Juste après les émeutes de février 1956, sortant de l’agence de voyages Cook, un photographe parisien de France Soir, voulant protéger un pauvre vendeur de cacahuètes, victime d’un tabassage en règle, est vivement interpellé par plusieurs passants : « Dites-donc, de quoi vous mêlez-vous ? Ici c’est l’Algérie et c’est nous qui fixons les lois, vous le comprenez ça ? »

Certains jours, l’ambiance du bar reflétait déjà parfaitement le conflit entre pieds-noirs et métropolitains, les derniers imputant aux premiers l’entière responsabilité du piège colonial qui semblait se refermer sur tout le monde et, surtout, n’acceptant plus les aphorismes blessants souvent entendus à la radio : « Mais nous, les Arabes, on les aime, on s’entend bien avec eux.
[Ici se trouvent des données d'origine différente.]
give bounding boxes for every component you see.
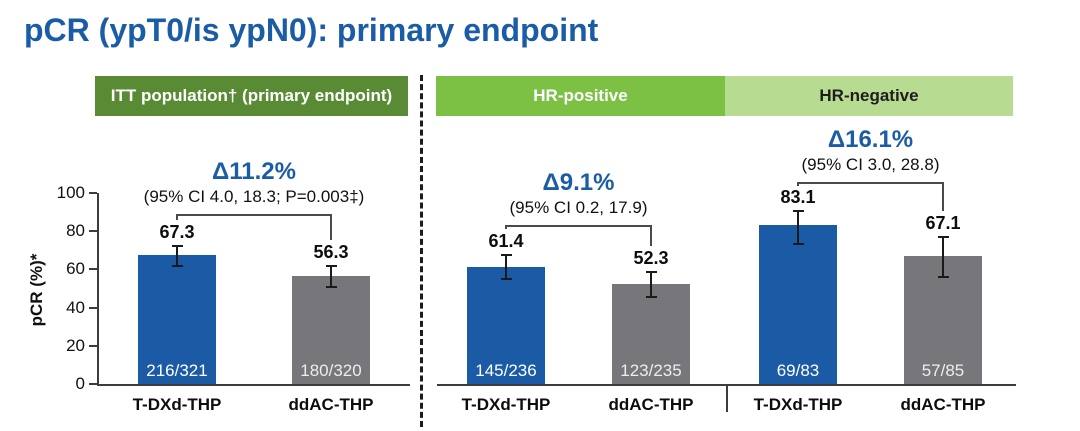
ci-label: (95% CI 0.2, 17.9): [509, 198, 648, 217]
x-axis-line-left-panel: [97, 384, 410, 386]
error-bar-cap-bottom: [937, 276, 949, 279]
error-bar-cap-bottom: [792, 242, 804, 245]
bar-count-label: 69/83: [776, 360, 820, 380]
panel-header-hr-negative: HR-negative: [725, 76, 1013, 116]
comparison-bracket-leg: [330, 214, 332, 240]
bar-ddac-thp: 57/85: [904, 255, 982, 384]
error-bar-cap-bottom: [325, 286, 337, 289]
delta-label: Δ9.1%: [542, 169, 615, 196]
panel-header-hr-negative-label: HR-negative: [819, 86, 919, 105]
bar-count-label: 145/236: [475, 360, 537, 380]
bar-value-label: 61.4: [488, 230, 524, 251]
y-axis-tick: [89, 230, 97, 233]
bar-tdxd-thp: 216/321: [138, 255, 216, 384]
comparison-bracket: [177, 214, 331, 216]
bar-value-label: 56.3: [313, 241, 349, 262]
y-axis-tick-label: 80: [66, 221, 85, 241]
comparison-bracket-leg: [176, 214, 178, 220]
bar-tdxd-thp: 69/83: [759, 225, 837, 384]
error-bar-cap-bottom: [645, 295, 657, 298]
x-axis-arm-label: T-DXd-THP: [461, 395, 551, 414]
x-axis-arm-label: ddAC-THP: [288, 395, 374, 414]
y-axis-tick: [89, 306, 97, 309]
comparison-bracket: [798, 182, 943, 184]
comparison-bracket-leg: [650, 225, 652, 246]
bar-ddac-thp: 180/320: [292, 276, 370, 384]
y-axis-tick-label: 20: [66, 335, 85, 355]
error-bar-cap-bottom: [500, 278, 512, 281]
error-bar: [176, 245, 178, 266]
y-axis-tick-label: 60: [66, 259, 85, 279]
y-axis-tick-label: 40: [66, 297, 85, 317]
error-bar: [797, 211, 799, 244]
error-bar: [650, 271, 652, 297]
delta-label: Δ16.1%: [827, 126, 914, 153]
panel-header-itt-label: ITT population† (primary endpoint): [110, 86, 393, 105]
bar-count-label: 123/235: [620, 360, 682, 380]
error-bar-cap-top: [792, 210, 804, 213]
bar-value-label: 52.3: [633, 247, 669, 268]
error-bar-cap-top: [500, 253, 512, 256]
y-axis-tick: [89, 344, 97, 347]
bar-ddac-thp: 123/235: [612, 284, 690, 384]
hr-group-divider-tick: [726, 384, 728, 412]
x-axis-arm-label: ddAC-THP: [900, 395, 986, 414]
bar-value-label: 67.3: [159, 221, 195, 242]
error-bar: [942, 237, 944, 278]
y-axis-tick-label: 0: [75, 374, 85, 393]
error-bar: [330, 265, 332, 288]
error-bar: [505, 254, 507, 280]
y-axis-tick: [89, 383, 97, 385]
y-axis-tick: [89, 268, 97, 271]
y-axis-tick-label: 100: [56, 183, 85, 202]
panel-header-hr-positive: HR-positive: [436, 76, 725, 116]
ci-label: (95% CI 4.0, 18.3; P=0.003‡): [143, 187, 365, 206]
error-bar-cap-top: [171, 244, 183, 247]
y-axis-line: [97, 193, 99, 385]
comparison-bracket-leg: [505, 225, 507, 229]
panel-header-hr-positive-label: HR-positive: [533, 86, 628, 105]
bar-count-label: 180/320: [300, 360, 362, 380]
bar-count-label: 216/321: [146, 360, 208, 380]
bar-value-label: 83.1: [780, 187, 816, 208]
slide-title: pCR (ypT0/is ypN0): primary endpoint: [24, 12, 599, 48]
panel-header-itt: ITT population† (primary endpoint): [95, 76, 408, 116]
comparison-bracket-leg: [797, 182, 799, 186]
error-bar-cap-top: [645, 270, 657, 273]
x-axis-arm-label: ddAC-THP: [608, 395, 694, 414]
ci-label: (95% CI 3.0, 28.8): [801, 155, 940, 174]
error-bar-cap-top: [937, 236, 949, 239]
bar-value-label: 67.1: [925, 213, 961, 234]
bar-count-label: 57/85: [921, 360, 965, 380]
comparison-bracket: [506, 225, 651, 227]
error-bar-cap-bottom: [171, 264, 183, 267]
delta-label: Δ11.2%: [212, 158, 296, 185]
panel-divider-dashed-line: [420, 75, 423, 427]
x-axis-arm-label: T-DXd-THP: [132, 395, 222, 414]
comparison-bracket-leg: [942, 182, 944, 212]
x-axis-arm-label: T-DXd-THP: [753, 395, 843, 414]
y-axis-tick: [89, 192, 97, 194]
bar-tdxd-thp: 145/236: [467, 266, 545, 384]
error-bar-cap-top: [325, 264, 337, 267]
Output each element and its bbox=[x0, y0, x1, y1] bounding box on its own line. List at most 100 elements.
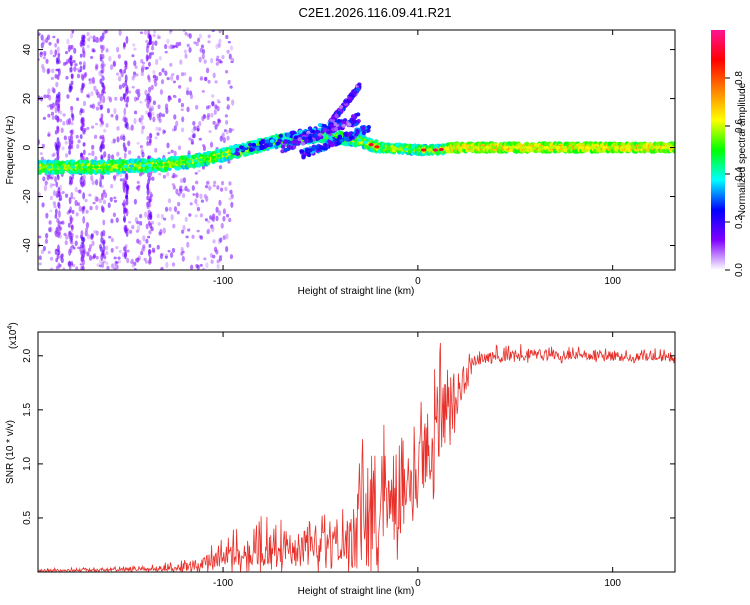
noise-streak bbox=[56, 153, 60, 161]
noise-streak bbox=[101, 261, 105, 269]
noise-streak bbox=[147, 171, 150, 178]
noise-speck bbox=[69, 32, 74, 39]
ridge-core bbox=[163, 162, 170, 167]
noise-speck bbox=[212, 239, 216, 244]
snr-panel: -100 0 100 0.5 1.0 1.5 2.0 Height of straight… bbox=[5, 322, 676, 597]
noise-streak bbox=[125, 183, 129, 192]
noise-speck bbox=[121, 83, 126, 88]
noise-speck bbox=[221, 54, 225, 60]
noise-speck bbox=[108, 55, 112, 62]
ridge-core bbox=[619, 145, 626, 150]
noise-speck bbox=[219, 237, 223, 243]
ridge-core bbox=[210, 155, 216, 159]
ridge-core bbox=[169, 162, 176, 166]
noise-streak bbox=[145, 54, 149, 62]
noise-streak bbox=[54, 208, 58, 215]
branch-cell bbox=[332, 122, 338, 127]
noise-speck bbox=[45, 181, 49, 184]
noise-speck bbox=[219, 187, 224, 192]
noise-speck bbox=[167, 151, 171, 155]
noise-speck bbox=[110, 114, 114, 118]
noise-streak bbox=[149, 132, 153, 139]
noise-streak bbox=[124, 124, 128, 129]
ridge-cell bbox=[672, 148, 675, 154]
noise-speck bbox=[90, 55, 94, 60]
noise-speck bbox=[113, 174, 117, 182]
branch-cell bbox=[356, 118, 361, 123]
noise-speck bbox=[108, 235, 112, 239]
x-tick-label: -100 bbox=[213, 276, 233, 287]
noise-speck bbox=[145, 66, 150, 70]
branch-cell bbox=[323, 128, 328, 133]
branch-cell bbox=[307, 126, 313, 131]
noise-speck bbox=[218, 256, 222, 262]
noise-speck bbox=[42, 176, 46, 182]
branch-cell bbox=[354, 132, 359, 137]
noise-speck bbox=[157, 104, 161, 109]
ridge-cell bbox=[142, 158, 148, 164]
noise-streak bbox=[122, 135, 126, 142]
noise-speck bbox=[182, 177, 186, 184]
ridge-core bbox=[456, 145, 462, 150]
noise-speck bbox=[205, 67, 210, 74]
ridge-core bbox=[596, 145, 602, 150]
noise-speck bbox=[183, 72, 187, 76]
noise-speck bbox=[186, 106, 190, 113]
noise-speck bbox=[205, 262, 209, 269]
branch-cell bbox=[315, 145, 320, 150]
noise-speck bbox=[78, 61, 83, 65]
noise-streak bbox=[68, 117, 71, 125]
noise-speck bbox=[166, 171, 170, 177]
noise-speck bbox=[152, 100, 156, 106]
noise-streak bbox=[68, 196, 72, 205]
noise-streak bbox=[81, 82, 85, 90]
ridge-core bbox=[613, 145, 620, 150]
noise-speck bbox=[199, 193, 203, 200]
noise-streak bbox=[123, 69, 126, 74]
noise-speck bbox=[110, 237, 115, 243]
branch-cell bbox=[316, 136, 321, 141]
branch-cell bbox=[347, 131, 352, 136]
noise-speck bbox=[62, 61, 67, 67]
branch-cell bbox=[305, 133, 310, 138]
noise-speck bbox=[218, 38, 222, 44]
noise-speck bbox=[79, 246, 83, 253]
noise-speck bbox=[189, 93, 194, 100]
branch-cell bbox=[290, 140, 295, 145]
ridge-core bbox=[64, 165, 70, 169]
noise-speck bbox=[86, 94, 90, 98]
noise-speck bbox=[64, 240, 68, 246]
noise-speck bbox=[225, 34, 229, 40]
noise-streak bbox=[68, 263, 72, 270]
ridge-core bbox=[567, 145, 573, 150]
ridge-core bbox=[76, 165, 82, 169]
noise-speck bbox=[216, 185, 220, 190]
noise-speck bbox=[203, 257, 207, 261]
ridge-core bbox=[561, 145, 567, 150]
noise-speck bbox=[139, 144, 144, 149]
noise-streak bbox=[70, 73, 74, 80]
noise-speck bbox=[126, 249, 130, 253]
noise-speck bbox=[211, 101, 215, 106]
noise-speck bbox=[196, 206, 201, 212]
noise-streak bbox=[125, 229, 129, 238]
noise-speck bbox=[38, 32, 41, 36]
colorbar-tick-label: 0.2 bbox=[734, 215, 745, 229]
noise-speck bbox=[75, 212, 79, 217]
noise-streak bbox=[102, 239, 106, 245]
noise-speck bbox=[110, 154, 115, 161]
noise-speck bbox=[55, 81, 59, 88]
noise-streak bbox=[124, 64, 128, 71]
noise-speck bbox=[82, 174, 86, 180]
noise-speck bbox=[226, 135, 230, 141]
noise-streak bbox=[71, 209, 75, 214]
noise-speck bbox=[129, 260, 134, 264]
ridge-core bbox=[216, 154, 222, 158]
noise-speck bbox=[212, 120, 216, 125]
noise-speck bbox=[116, 151, 120, 157]
noise-speck bbox=[136, 180, 140, 184]
noise-speck bbox=[173, 114, 177, 120]
noise-speck bbox=[73, 47, 77, 54]
noise-speck bbox=[75, 134, 79, 139]
noise-streak bbox=[123, 217, 126, 222]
Et après tout que deviendraient-ils sans les Français qui ont inventé et construit ce pays ? »

M. Le Bozec, un Breton qui avait accepté de quitter Brest pour devenir le numéro deux de l’Hôtel Albert 1er, ne ratait pas l’occasion de rappeler à certains activistes qu’ils l’ont toujours chahuté parce qu’il venait d’embaucher un musulman ou une musulmane sur un poste qu’aucun Européen, au demeurant, n’aurait accepté. « Voilà où nous en sommes aujourd’hui à cause de ce système qui marche sur sa tête. Vous croyez qu’on va encore humilier et ignorer longtemps dix millions de musulmans ? » disait-il amèrement.
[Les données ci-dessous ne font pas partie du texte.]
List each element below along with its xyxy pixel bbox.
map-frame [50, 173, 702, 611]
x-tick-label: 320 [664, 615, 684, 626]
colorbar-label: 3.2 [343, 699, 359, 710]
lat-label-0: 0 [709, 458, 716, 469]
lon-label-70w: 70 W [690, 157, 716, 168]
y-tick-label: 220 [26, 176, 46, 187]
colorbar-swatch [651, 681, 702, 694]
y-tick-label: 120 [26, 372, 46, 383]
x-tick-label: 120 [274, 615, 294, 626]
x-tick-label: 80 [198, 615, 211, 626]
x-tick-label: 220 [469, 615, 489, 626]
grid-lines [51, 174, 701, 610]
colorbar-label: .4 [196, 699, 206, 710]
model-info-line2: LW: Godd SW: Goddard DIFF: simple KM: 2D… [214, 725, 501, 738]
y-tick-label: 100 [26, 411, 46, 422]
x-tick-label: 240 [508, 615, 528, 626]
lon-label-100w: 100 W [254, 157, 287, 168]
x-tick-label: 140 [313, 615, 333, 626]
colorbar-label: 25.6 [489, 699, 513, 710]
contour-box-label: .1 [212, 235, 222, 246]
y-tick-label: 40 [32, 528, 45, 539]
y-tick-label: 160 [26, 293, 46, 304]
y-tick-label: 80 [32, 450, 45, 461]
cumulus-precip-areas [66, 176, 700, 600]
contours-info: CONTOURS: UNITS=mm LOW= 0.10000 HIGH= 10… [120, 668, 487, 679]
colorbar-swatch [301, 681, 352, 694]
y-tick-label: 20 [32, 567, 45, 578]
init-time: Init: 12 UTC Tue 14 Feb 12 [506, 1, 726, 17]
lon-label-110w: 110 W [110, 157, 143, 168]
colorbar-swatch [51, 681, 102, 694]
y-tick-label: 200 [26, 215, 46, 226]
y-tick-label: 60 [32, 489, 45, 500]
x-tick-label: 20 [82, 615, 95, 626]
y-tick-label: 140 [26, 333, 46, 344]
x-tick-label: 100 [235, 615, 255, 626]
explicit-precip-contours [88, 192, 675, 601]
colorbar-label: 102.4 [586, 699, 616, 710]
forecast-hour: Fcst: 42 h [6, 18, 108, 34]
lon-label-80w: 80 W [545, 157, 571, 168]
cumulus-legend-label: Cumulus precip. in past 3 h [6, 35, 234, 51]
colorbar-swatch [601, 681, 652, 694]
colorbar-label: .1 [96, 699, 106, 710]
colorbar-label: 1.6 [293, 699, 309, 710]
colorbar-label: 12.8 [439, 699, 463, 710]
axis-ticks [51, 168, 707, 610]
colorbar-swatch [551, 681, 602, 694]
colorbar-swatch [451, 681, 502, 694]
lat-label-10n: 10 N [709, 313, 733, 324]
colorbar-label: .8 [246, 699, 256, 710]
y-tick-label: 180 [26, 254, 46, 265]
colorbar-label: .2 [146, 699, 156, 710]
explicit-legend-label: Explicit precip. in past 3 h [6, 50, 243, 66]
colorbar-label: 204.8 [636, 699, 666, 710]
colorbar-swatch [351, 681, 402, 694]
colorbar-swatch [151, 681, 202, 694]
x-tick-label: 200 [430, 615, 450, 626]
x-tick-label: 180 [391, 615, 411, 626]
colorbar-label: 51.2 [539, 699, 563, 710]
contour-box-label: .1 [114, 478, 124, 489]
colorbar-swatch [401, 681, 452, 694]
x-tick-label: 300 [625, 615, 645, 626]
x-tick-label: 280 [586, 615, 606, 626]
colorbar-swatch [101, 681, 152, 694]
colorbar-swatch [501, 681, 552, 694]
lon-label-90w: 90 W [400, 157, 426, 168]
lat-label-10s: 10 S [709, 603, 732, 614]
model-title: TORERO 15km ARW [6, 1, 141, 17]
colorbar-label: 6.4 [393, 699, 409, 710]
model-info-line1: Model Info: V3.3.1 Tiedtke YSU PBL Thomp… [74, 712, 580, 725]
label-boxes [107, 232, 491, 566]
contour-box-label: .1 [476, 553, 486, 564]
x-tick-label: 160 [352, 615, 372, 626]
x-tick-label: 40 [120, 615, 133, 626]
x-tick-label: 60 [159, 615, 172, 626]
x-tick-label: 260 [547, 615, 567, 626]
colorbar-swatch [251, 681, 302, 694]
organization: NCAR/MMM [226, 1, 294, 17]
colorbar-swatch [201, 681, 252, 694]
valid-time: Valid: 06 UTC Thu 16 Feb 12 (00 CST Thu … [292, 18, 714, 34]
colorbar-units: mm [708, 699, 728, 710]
Beaucoup l’écoutaient désormais sans vraiment réagir ; le doute et la peur du lendemain s’immisçaient lentement. Il ne suffisait plus de dire que tout était de la faute des métropolitains et de leurs idées libérales ou démocratiques. En janvier 1956, beaucoup furent déçus de voir leur grand Albert Camus s’associer aux musulmans  dans une conférence pour la paix tenue au Cercle du Progrès ,« sous la protection du FLN » précisait l’Echo d’Alger, comme pour aggraver leur courroux. Ils avaient tous entendu, quelques jours avant, des journalistes de la Dépêche d’Alger, des voisins du bar, lire et relire la terrible phrase  de Camus : « Je ne suis pas le prophète de ce royaume en ruines ».

Un royaume en ruines, rien que ça !

Le dimanche 30 septembre 1956, en fin de journée,  Claude et Estelle Amario reviennent de chez Grosoli, là-bas à l’entrée de Bab El Oued. Ils y avaient dégusté leurs glaces préférées et Claude avait offert à Estelle un collier de jasmins à la sortie de la rue Bab Azzoun, tout près du Mess des Officiers.

Alors qu’ils commentent les affiches du cinéma Le Triomphe,  sous les arcades imposantes de la Rue Waisse,  ils entendent un bruit terrible ; une bombe venait d’exploser au Milk Bar, à environ deux cent mètres plus haut. On dénombre huit morts au cœur de la ville.